Es ist ein Meilenstein für die Gleichberechtigung von Menschen mit einer Behinderung. Kein anderer Kanton in der Schweiz kennt ein ähnliches Gesetz, wie jenes, das in Basel-Stadt dieses Jahr in Kraft getreten ist.
Das neue Rahmengesetz fordert, dass Behinderte in sämtlichen Lebensbereichen am gesellschaftlichen Leben teilnehmen können. Mit anderen Worten: Angebote, die sich an die gesamte Bevölkerung richten, sollen auch für alle zugänglich sein. In die Pflicht genommen werden nicht nur öffentliche Institutionen, sondern auch private.
Es ist ein gesetzlicher Auftrag, aber keine theoretische Angelegenheit. Es geht um Menschen.
Die Umsetzung des Gesetzes begleitet und überwacht eine eigens dafür gegründete Fachstelle. «Unsere Hauptaufgabe sehe ich darin, für mehr Sensibilität zu sorgen», sagt ihr Leiter Michael Wilke. Damit ein Umdenken stattfindet, müsse man vor allem miteinander reden. Statt stur auf eine Maximalforderung zu pochen, gehe es viel eher darum, Kompromisse zu finden. Was das in der Praxis bedeutet, erklärt Wilke anhand von drei Beispielen.
Ein Quartiercafé im 1. Stock ohne Lift: Der Einbau eines Lifts wäre wohl eine zu grosse finanzielle Belastung, sagt Wilke. Hier wäre es laut dem neuen Gesetz entscheidend, ob Menschen, die auf einen Rollstuhl angewiesen sind, auf andere Cafés in der Umgebung ausweichen können. «Künftig wäre es aber wichtig, dass man sich vor dem Bau eines Cafés überlegt, ob und wie alle Gäste in das Café hereinkommen und das entsprechend plant», sagt Wilke.

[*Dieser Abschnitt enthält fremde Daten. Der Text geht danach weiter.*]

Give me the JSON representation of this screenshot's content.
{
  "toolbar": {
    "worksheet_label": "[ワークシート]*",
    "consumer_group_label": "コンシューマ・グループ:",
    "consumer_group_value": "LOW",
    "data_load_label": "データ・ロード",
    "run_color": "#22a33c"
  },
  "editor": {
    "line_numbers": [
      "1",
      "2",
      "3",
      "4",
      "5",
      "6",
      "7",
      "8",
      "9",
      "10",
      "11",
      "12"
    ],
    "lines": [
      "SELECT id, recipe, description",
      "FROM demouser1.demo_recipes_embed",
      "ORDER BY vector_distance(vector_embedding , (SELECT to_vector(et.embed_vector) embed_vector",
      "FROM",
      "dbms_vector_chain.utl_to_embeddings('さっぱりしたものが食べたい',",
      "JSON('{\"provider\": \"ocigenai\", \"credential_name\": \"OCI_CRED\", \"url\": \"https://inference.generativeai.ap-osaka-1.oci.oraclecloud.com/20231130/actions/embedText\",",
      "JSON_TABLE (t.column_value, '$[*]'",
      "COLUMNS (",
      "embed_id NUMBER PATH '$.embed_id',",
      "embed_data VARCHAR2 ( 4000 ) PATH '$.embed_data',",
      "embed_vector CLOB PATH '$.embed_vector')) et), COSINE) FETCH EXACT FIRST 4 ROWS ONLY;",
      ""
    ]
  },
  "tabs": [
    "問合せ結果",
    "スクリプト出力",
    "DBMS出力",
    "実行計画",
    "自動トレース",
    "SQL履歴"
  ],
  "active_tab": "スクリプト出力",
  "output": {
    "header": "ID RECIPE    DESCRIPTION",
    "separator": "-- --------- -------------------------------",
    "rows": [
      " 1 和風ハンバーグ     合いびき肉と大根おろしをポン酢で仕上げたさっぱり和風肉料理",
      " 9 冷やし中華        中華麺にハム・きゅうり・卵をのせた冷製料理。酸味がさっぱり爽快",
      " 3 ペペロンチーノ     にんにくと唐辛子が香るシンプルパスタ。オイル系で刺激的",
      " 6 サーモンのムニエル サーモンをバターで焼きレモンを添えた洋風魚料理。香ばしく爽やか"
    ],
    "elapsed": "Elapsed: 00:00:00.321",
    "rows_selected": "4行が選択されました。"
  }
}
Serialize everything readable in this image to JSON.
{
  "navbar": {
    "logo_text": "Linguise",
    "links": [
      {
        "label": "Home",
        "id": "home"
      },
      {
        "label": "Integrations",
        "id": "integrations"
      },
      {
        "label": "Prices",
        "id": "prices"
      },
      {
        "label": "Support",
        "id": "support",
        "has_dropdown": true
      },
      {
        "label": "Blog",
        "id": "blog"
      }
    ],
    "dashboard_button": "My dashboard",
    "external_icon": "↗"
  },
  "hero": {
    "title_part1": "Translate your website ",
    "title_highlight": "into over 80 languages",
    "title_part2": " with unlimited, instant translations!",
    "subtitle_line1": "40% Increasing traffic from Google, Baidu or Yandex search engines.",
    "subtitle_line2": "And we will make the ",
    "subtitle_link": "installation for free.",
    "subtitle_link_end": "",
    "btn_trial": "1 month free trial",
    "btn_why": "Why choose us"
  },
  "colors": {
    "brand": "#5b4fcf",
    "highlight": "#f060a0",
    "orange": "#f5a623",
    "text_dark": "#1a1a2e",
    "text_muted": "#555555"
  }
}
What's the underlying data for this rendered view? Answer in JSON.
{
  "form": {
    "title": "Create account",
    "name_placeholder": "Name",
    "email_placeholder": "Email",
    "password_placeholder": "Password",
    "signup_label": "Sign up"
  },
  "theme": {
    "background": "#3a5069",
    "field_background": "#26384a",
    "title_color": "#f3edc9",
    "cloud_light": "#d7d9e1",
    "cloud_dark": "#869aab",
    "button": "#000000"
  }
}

Komplizierte Abstimmungsunterlagen: Manche Menschen sind vom Erklärtext schlicht überfordert. Dabei sei die politische Beteiligung wichtig, sagt Wilke. Bevor die Unterlagen verschickt werden, sollte der Text jemand gegenlesen, der kognitiv etwas eingeschränkt ist. «So kann diese Person Hinweise geben, wo etwas einfacher und besser verständlich ausgedrückt werden sollte», sagt Wilke.
Neue Abfalleimer: In Basel sollen die alten Mistkübel ersetzt werden durch Abfalleimer mit integrierter Presse. Diese müssen jedoch mit einem Handgriff oder mit einem Fusshebel geöffnet werden. Für jemanden im Rollstuhl oder Blinde ist das keine leichte Aufgabe. «Statt alle, könnte man nur jeden vierten Abfalleimer mit dem neuen Modell ersetzen», plädiert Wilke. So gäbe es immer noch genügend Mülleimer, die auch Menschen im Rollstuhl benutzen könnten.
Das sagt eine Betroffene zum neuen Gesetz
Dass Menschen mit Behinderungen nun einen rechtlichen Anspruch geltend machen können, sei wichtig, findet Tosca Schneider. Sie hat für dieses Anliegen bereits im Rahmen der kantonalen Volksinitiative gekämpft. Die gesetzliche Verankerung verleihe dem Recht auf Teilhabe, Gleichstellung, Wahlfreiheit und der Bewahrung der Würde des Individuums mehr Gewicht, findet sie. Zudem sende es ein Signal an die ganze Gesellschaft.
Für die eigenen Anliegen einzustehen und sich zu wehren, braucht unglaublich viel Mut und Durchhaltevermögen.
Schneider, die selbst mit einer psychischen Beeinträchtigung lebt, setzt sich unter anderem mit der Organisation Behindertenforum dafür ein, dass Menschen mit Beeinträchtigung ein selbstbestimmtes Leben führen können. Persönlich setze sie besonders viel Hoffnung in die neue Fachstelle. «Für die Umsetzung des Gesetzes ist der persönliche Austausch und die Vernetzung entscheidend», glaubt Schneider.
Zudem haben Menschen wie sie nun mit der neuen Fachstelle eine direkte Ansprechpartnerin. Das sei wichtig, so Schneider, denn: «Sich zu wehren und in Würde für die eigenen Anliegen einzustehen, braucht unglaublich viel Mut und Durchhaltevermögen.»